From CBS News' Maria Gavrilovic:
COLUMBIA CITY, IND. -- Former Democratic National Committee chairman and former Hillary Clinton supporter, Joe Andrew, threw his support to Barack Obama today. Andrew, a superdelegate, said he made the switch from Clinton to Obama in effort to heal the Democratic Party.
"I am changing my support from Senator Clinton to Senator Obama, and doing so with a heavy heart about how this process has hurt the Democratic Party, but enlightened and energized by what I have seen from Senator Obama, particularly over the past days and weeks," Andrew said.
Andrew said he is going to urge House Speaker Nancy Pelosi, D-Ca., and Senator Harry Reid, D-Nev., to call upon other Democratic Party leaders to back Obama.
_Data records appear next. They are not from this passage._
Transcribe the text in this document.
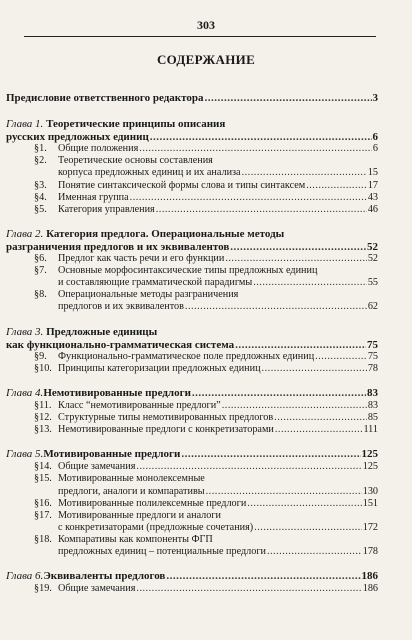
303
СОДЕРЖАНИЕ
Предисловие ответственного редактора .....	3
Глава 1. Теоретические принципы описания
русских предложных единиц .....	6
§1.	Общие положения .....	6
§2. Теоретические основы составления
корпуса предложных единиц и их анализа .....	15
§3.	Понятие синтаксической формы слова и типы синтаксем .....	17
§4.	Именная группа .....	43
§5.	Категория управления .....	46
Глава 2. Категория предлога. Операциональные методы
разграничения предлогов и их эквивалентов .....	52
§6.	Предлог как часть речи и его функции .....	52
§7. Основные морфосинтаксические типы предложных единиц
и составляющие грамматической парадигмы .....	55
§8. Операциональные методы разграничения
предлогов и их эквивалентов .....	62
Глава 3. Предложные единицы
как функционально-грамматическая система .....	75
§9.	Функционально-грамматическое поле предложных единиц .....	75
§10. Принципы категоризации предложных единиц .....	78
Глава 4. Немотивированные предлоги .....	83
§11. Класс “немотивированные предлоги” .....	83
§12. Структурные типы немотивированных предлогов .....	85
§13. Немотивированные предлоги с конкретизаторами .....	111
Глава 5. Мотивированные предлоги .....	125
§14. Общие замечания .....	125
§15. Мотивированные монолексемные
предлоги, аналоги и компаративы .....	130
§16. Мотивированные полилексемные предлоги .....	151
§17. Мотивированные предлоги и аналоги
с конкретизаторами (предложные сочетания) .....	172
§18. Компаративы как компоненты ФГП
предложных единиц – потенциальные предлоги .....	178
Глава 6. Эквиваленты предлогов .....	186
§19. Общие замечания .....	186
According to CBS News estimates, more superdelegates have been endorsing Obama since the Pennsylvania primary – he has picked up 11 superdelegates since April 22nd, while Clinton has nabbed six. She still leads in the overall superdelegate count, however, 263 to 244, with 288 undecided.
As he tries to win the Indiana primary and wrap up the nomination, Obama continued to court voter blocks that usually side with Clinton. The day after he lost the Pennsylvania primary, Obama said that it is more difficult for him to win over older voters than it is to win over working class Democrats.
"The problem is that, to the extent there is a problem, is that the older voters are very loyal to Senator Clinton," he said. "Part of that is they've got a track record of voting for not just Senator Clinton but also her husband."
To try and counter that, Obama campaigned in a senior citizens home here today, frequently telling stories about his grandparents.
"The reason I'm running is because I'm here only because this country gave my grandparents, and my mother and me a chance," Obama said. "They gave me a great education, they allowed my grandparents to save and build a family, that's the American dream."